If Electronic Health Record systems are to provide an effective contribution to healthcare, a set of benchmarks need to be set to ensure quality control and interoperability of systems. This paper outlines the prevailing status of EHR certification in the US and the EU, compares and contrasts established schemes and poses opportunities for convergence of activity in the domain designed to advance certification endeavours generally.

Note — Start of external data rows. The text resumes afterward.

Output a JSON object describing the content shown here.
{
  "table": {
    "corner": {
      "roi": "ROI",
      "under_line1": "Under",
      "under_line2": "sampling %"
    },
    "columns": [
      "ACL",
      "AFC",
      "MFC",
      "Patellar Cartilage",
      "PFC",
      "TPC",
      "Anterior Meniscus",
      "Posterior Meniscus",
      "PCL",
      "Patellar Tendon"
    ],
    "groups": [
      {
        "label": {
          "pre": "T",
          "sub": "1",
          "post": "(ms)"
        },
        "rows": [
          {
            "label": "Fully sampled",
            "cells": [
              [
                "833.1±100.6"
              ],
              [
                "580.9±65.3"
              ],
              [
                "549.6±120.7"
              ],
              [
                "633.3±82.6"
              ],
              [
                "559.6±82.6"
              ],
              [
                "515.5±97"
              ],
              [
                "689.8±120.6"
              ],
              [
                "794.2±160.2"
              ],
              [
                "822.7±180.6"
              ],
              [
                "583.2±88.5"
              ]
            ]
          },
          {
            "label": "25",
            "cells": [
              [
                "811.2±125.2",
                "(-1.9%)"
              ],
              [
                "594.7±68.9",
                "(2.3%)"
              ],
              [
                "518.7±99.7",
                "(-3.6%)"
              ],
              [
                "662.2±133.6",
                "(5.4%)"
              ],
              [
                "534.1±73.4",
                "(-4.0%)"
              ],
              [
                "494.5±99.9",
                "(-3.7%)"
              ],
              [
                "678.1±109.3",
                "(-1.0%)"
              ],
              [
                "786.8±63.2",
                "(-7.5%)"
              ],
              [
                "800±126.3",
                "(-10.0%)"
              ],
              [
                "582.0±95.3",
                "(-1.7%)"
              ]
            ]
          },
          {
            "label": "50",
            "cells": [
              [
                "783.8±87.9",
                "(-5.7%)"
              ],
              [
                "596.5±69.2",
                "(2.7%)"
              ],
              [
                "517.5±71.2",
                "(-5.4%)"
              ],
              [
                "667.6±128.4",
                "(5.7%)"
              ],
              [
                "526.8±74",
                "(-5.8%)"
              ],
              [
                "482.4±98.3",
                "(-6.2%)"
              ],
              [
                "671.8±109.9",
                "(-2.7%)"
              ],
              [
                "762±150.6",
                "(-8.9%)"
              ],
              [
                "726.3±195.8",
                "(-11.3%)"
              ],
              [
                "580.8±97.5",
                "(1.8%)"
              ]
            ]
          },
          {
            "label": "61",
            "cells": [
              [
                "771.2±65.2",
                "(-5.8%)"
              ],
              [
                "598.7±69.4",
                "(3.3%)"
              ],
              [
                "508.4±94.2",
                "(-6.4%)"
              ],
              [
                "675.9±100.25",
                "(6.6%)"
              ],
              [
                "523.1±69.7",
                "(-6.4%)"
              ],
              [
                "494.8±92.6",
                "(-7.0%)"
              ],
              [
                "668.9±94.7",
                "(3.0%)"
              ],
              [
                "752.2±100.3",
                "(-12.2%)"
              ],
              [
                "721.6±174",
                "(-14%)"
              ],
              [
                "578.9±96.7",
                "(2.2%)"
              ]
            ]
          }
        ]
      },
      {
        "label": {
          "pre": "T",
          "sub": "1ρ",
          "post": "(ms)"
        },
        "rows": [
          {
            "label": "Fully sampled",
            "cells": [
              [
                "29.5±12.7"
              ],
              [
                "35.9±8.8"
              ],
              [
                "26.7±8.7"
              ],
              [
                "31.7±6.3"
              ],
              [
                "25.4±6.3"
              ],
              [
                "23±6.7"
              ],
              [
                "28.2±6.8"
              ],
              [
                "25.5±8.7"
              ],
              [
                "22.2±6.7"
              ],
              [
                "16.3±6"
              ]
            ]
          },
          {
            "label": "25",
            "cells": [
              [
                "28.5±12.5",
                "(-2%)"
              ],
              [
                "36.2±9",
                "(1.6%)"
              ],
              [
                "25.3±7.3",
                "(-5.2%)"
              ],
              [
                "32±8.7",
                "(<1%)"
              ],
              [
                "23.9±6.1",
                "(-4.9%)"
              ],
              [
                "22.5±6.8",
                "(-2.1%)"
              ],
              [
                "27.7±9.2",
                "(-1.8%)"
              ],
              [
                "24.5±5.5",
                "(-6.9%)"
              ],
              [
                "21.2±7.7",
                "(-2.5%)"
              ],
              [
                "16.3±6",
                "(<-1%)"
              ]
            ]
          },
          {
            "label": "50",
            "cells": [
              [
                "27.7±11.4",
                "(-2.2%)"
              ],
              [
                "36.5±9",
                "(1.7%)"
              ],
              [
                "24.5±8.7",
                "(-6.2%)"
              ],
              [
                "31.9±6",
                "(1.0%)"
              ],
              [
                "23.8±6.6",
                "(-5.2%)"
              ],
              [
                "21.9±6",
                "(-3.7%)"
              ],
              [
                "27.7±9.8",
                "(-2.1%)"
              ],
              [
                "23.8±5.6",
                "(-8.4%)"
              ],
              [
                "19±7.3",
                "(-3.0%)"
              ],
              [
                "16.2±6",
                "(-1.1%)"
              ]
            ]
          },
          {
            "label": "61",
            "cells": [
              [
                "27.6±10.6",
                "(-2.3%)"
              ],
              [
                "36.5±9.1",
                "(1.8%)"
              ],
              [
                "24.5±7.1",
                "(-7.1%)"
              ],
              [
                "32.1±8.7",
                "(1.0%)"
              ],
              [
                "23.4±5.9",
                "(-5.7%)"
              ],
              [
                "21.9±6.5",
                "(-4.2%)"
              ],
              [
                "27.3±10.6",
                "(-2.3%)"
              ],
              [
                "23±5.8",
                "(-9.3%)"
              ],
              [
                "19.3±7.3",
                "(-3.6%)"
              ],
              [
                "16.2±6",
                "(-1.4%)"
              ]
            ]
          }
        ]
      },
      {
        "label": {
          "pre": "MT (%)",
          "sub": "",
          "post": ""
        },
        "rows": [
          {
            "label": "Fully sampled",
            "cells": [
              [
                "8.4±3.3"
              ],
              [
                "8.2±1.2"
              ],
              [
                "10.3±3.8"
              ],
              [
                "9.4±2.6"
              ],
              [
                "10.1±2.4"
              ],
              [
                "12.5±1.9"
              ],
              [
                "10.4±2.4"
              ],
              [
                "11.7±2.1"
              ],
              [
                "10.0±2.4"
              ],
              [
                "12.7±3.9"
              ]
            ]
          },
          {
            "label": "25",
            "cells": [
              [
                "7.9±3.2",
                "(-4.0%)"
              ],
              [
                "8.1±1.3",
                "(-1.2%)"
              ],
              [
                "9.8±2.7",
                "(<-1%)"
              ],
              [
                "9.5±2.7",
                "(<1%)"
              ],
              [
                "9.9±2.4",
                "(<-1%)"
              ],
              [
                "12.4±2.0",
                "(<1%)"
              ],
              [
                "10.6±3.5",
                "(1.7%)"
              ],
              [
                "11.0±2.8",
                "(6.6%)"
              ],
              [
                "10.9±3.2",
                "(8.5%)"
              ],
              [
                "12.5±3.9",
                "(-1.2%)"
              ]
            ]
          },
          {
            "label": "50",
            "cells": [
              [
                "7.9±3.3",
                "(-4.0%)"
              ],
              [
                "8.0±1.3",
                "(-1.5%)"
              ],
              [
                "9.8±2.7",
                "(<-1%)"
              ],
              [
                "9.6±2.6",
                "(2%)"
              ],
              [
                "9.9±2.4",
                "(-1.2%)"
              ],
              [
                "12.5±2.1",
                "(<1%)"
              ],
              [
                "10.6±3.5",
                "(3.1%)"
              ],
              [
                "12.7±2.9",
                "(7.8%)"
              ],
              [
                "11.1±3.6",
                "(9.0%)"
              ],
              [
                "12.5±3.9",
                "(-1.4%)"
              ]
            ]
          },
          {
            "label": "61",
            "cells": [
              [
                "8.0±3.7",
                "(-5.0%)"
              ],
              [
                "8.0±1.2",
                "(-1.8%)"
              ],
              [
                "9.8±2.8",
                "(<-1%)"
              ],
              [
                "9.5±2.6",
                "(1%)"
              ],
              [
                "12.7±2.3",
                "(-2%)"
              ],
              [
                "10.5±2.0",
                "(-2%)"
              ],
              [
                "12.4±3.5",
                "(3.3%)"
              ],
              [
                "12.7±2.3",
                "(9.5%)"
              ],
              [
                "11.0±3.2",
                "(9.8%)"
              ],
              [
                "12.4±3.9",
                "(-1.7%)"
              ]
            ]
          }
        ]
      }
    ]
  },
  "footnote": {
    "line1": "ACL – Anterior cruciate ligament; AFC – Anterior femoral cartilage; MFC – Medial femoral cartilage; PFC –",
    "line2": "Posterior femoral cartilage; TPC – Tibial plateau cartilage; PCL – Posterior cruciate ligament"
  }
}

Several EU Member States have in the past proceeded with EHR systems quality labeling and/or certification, but these differ in scope, in legal framework under which they operate, in policies (legislation and financial incentives), in organization, and perhaps most importantly in the quality criteria used for benchmarking. Harmonization, therefore, became a must. Now, through EuroRec (with approaches ranging from self-assessment to third party certification depending on the level of confidence needed) and its Seals, the possibility to achieve this for EHR systems has started in the whole of Europe.

The US HITECH Act also attempts to create incentives for all hospitals and eligible providers to adopt and use electronic information. A centerpiece of the Act is to put in place strong financial incentives to adopt and meaningfully use EHRs. The HHS/EHR Certification Programme makes use of ISO/IEC 170XX standards for accreditation, testing and certification. The approved test method addresses the functional and the interoperability requirements defined in the Final Rule criteria and standards. To date six Authorized Testing and Certification Bodies (ATCBs) are testing and certifying products in the US.